Модели видения Nomic Embed Vision v1 и Nomic Embed Vision v1.5: новые варианты для текстовых моделей.

 Nomic AI Releases Nomic Embed Vision v1 and Nomic Embed Vision v1.5: CLIP-like Vision Models that Can be Used Alongside their Popular Text Embedding Models 

“`html

Nomic AI Releases Nomic Embed Vision v1 and Nomic Embed Vision v1.5

Nomic AI недавно представила два значительных релиза в мультимодальных моделях встраивания: Nomic Embed Vision v1 и Nomic Embed Vision v1.5. Эти модели разработаны для предоставления высококачественных, полностью реплицируемых визуальных встраиваний, которые без проблем интегрируются с существующими моделями Nomic Embed Text v1 и v1.5. Эта интеграция создает унифицированное пространство встраивания, которое улучшает производительность мультимодальных и текстовых задач, превосходя конкурентов, таких как OpenAI CLIP и OpenAI Text Embedding 3 Small.

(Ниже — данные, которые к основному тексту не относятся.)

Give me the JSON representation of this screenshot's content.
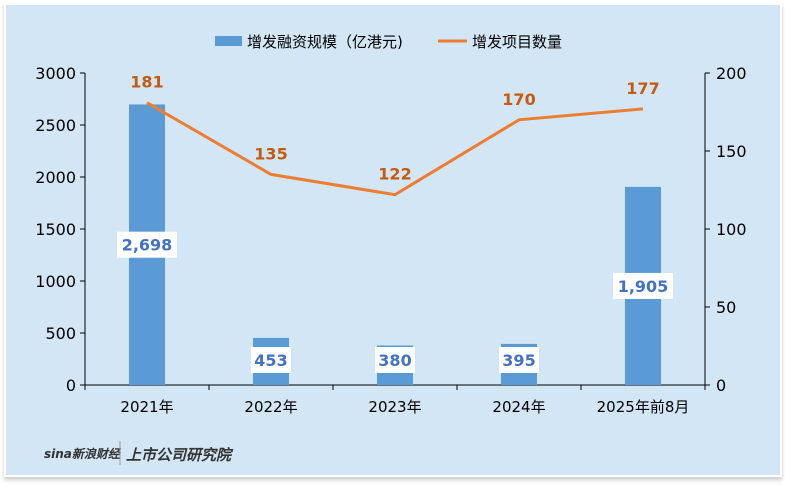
{
  "chart_data": {
    "type": "bar+line",
    "categories": [
      "2021年",
      "2022年",
      "2023年",
      "2024年",
      "2025年前8月"
    ],
    "series": [
      {
        "name": "增发融资规模（亿港元)",
        "type": "bar",
        "axis": "left",
        "values": [
          2698,
          453,
          380,
          395,
          1905
        ],
        "labels": [
          "2,698",
          "453",
          "380",
          "395",
          "1,905"
        ],
        "color": "#5b9bd5"
      },
      {
        "name": "增发项目数量",
        "type": "line",
        "axis": "right",
        "values": [
          181,
          135,
          122,
          170,
          177
        ],
        "labels": [
          "181",
          "135",
          "122",
          "170",
          "177"
        ],
        "color": "#ed7d31"
      }
    ],
    "y_left": {
      "range": [
        0,
        3000
      ],
      "ticks": [
        "0",
        "500",
        "1000",
        "1500",
        "2000",
        "2500",
        "3000"
      ]
    },
    "y_right": {
      "range": [
        0,
        200
      ],
      "ticks": [
        "0",
        "50",
        "100",
        "150",
        "200"
      ]
    },
    "legend_position": "top",
    "grid": false,
    "label_color": "#c55a11",
    "bar_label_color": "#4472c4"
  },
  "watermark": {
    "brand1": "sina新浪财经",
    "brand2": "上市公司研究院"
  }
}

Практические решения и ценность

Nomic Embed Vision направлен на решение ограничений существующих мультимодальных моделей, таких как CLIP, которые, хотя впечатляют нулевыми возможностями мультимодальности, показывают низкую производительность в задачах, не связанных с поиском изображений. Путем выравнивания визуального кодера с существующим латентным пространством Nomic Embed Text, Nomic создала унифицированное мультимодальное латентное пространство, которое превосходит в задачах изображений и текста. Это унифицированное пространство показало превосходную производительность на бенчмарках, таких как Imagenet 0-Shot, MTEB и Datacomp, что делает его первой моделью весов, достигшей таких результатов.

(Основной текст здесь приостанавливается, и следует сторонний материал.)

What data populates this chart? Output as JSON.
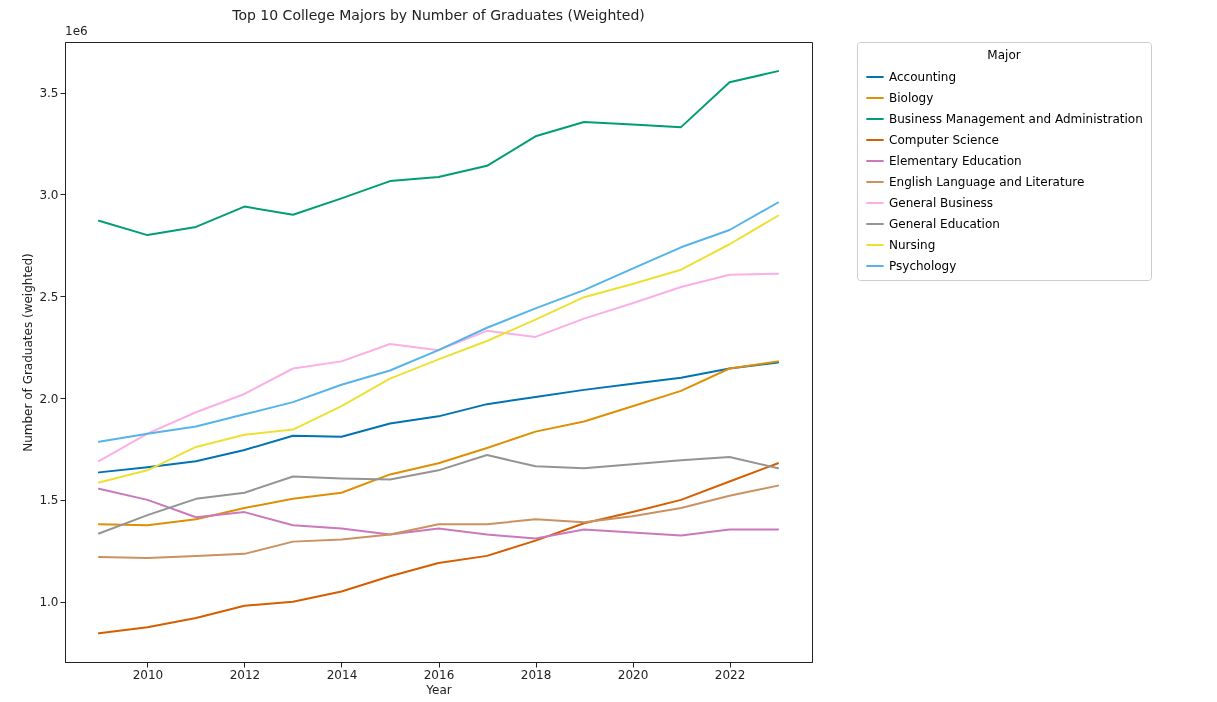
{
  "chart_data": {
    "type": "line",
    "title": "Top 10 College Majors by Number of Graduates (Weighted)",
    "xlabel": "Year",
    "ylabel": "Number of Graduates (weighted)",
    "legend_title": "Major",
    "legend": "right",
    "grid": false,
    "annotations": [
      "1e6"
    ],
    "x": [
      2009,
      2010,
      2011,
      2012,
      2013,
      2014,
      2015,
      2016,
      2017,
      2018,
      2019,
      2020,
      2021,
      2022,
      2023
    ],
    "xlim": [
      2008.3,
      2023.7
    ],
    "xticks": [
      2010,
      2012,
      2014,
      2016,
      2018,
      2020,
      2022
    ],
    "ylim": [
      0.704,
      3.748
    ],
    "yticks": [
      {
        "value": 1,
        "label": "1.0"
      },
      {
        "value": 1.5,
        "label": "1.5"
      },
      {
        "value": 2,
        "label": "2.0"
      },
      {
        "value": 2.5,
        "label": "2.5"
      },
      {
        "value": 3,
        "label": "3.0"
      },
      {
        "value": 3.5,
        "label": "3.5"
      }
    ],
    "series": [
      {
        "name": "Accounting",
        "color": "#0173b2",
        "values": [
          1.635,
          1.66,
          1.69,
          1.745,
          1.815,
          1.81,
          1.875,
          1.91,
          1.97,
          2.005,
          2.04,
          2.07,
          2.1,
          2.145,
          2.175
        ]
      },
      {
        "name": "Biology",
        "color": "#de8f05",
        "values": [
          1.38,
          1.375,
          1.405,
          1.46,
          1.505,
          1.535,
          1.625,
          1.68,
          1.755,
          1.835,
          1.885,
          1.96,
          2.035,
          2.145,
          2.18
        ]
      },
      {
        "name": "Business Management and Administration",
        "color": "#029e73",
        "values": [
          2.87,
          2.8,
          2.84,
          2.94,
          2.9,
          2.98,
          3.065,
          3.085,
          3.14,
          3.285,
          3.355,
          3.343,
          3.33,
          3.55,
          3.605
        ]
      },
      {
        "name": "Computer Science",
        "color": "#d55e00",
        "values": [
          0.845,
          0.875,
          0.92,
          0.98,
          1.0,
          1.05,
          1.125,
          1.19,
          1.225,
          1.3,
          1.385,
          1.44,
          1.5,
          1.59,
          1.68
        ]
      },
      {
        "name": "Elementary Education",
        "color": "#cc78bc",
        "values": [
          1.555,
          1.5,
          1.415,
          1.44,
          1.375,
          1.36,
          1.33,
          1.36,
          1.33,
          1.31,
          1.355,
          1.34,
          1.325,
          1.355,
          1.355
        ]
      },
      {
        "name": "English Language and Literature",
        "color": "#ca9161",
        "values": [
          1.22,
          1.215,
          1.225,
          1.235,
          1.295,
          1.305,
          1.33,
          1.38,
          1.38,
          1.405,
          1.39,
          1.42,
          1.46,
          1.52,
          1.57
        ]
      },
      {
        "name": "General Business",
        "color": "#fbafe4",
        "values": [
          1.69,
          1.825,
          1.93,
          2.02,
          2.145,
          2.18,
          2.265,
          2.235,
          2.33,
          2.3,
          2.39,
          2.465,
          2.545,
          2.605,
          2.61
        ]
      },
      {
        "name": "General Education",
        "color": "#949494",
        "values": [
          1.335,
          1.425,
          1.505,
          1.535,
          1.615,
          1.605,
          1.6,
          1.645,
          1.72,
          1.665,
          1.655,
          1.675,
          1.695,
          1.71,
          1.655
        ]
      },
      {
        "name": "Nursing",
        "color": "#ece133",
        "values": [
          1.585,
          1.645,
          1.76,
          1.82,
          1.845,
          1.96,
          2.095,
          2.19,
          2.28,
          2.385,
          2.495,
          2.56,
          2.63,
          2.755,
          2.895
        ]
      },
      {
        "name": "Psychology",
        "color": "#56b4e9",
        "values": [
          1.785,
          1.825,
          1.86,
          1.92,
          1.98,
          2.065,
          2.135,
          2.235,
          2.345,
          2.44,
          2.53,
          2.635,
          2.74,
          2.825,
          2.96
        ]
      }
    ]
  }
}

Модели Nomic Embed Vision могут встраивать данные изображений и текста, выполнять унимодальный семантический поиск в наборах данных и проводить мультимодальный семантический поиск по наборам данных. С всего 92 миллионами параметров визуальный кодер идеален для использования в высоконагруженных производственных сценариях, дополняя 137 миллионов Nomic Embed Text. Nomic открыла исходный код обучения и инструкции по воспроизведению, позволяя исследователям воспроизводить и улучшать модели.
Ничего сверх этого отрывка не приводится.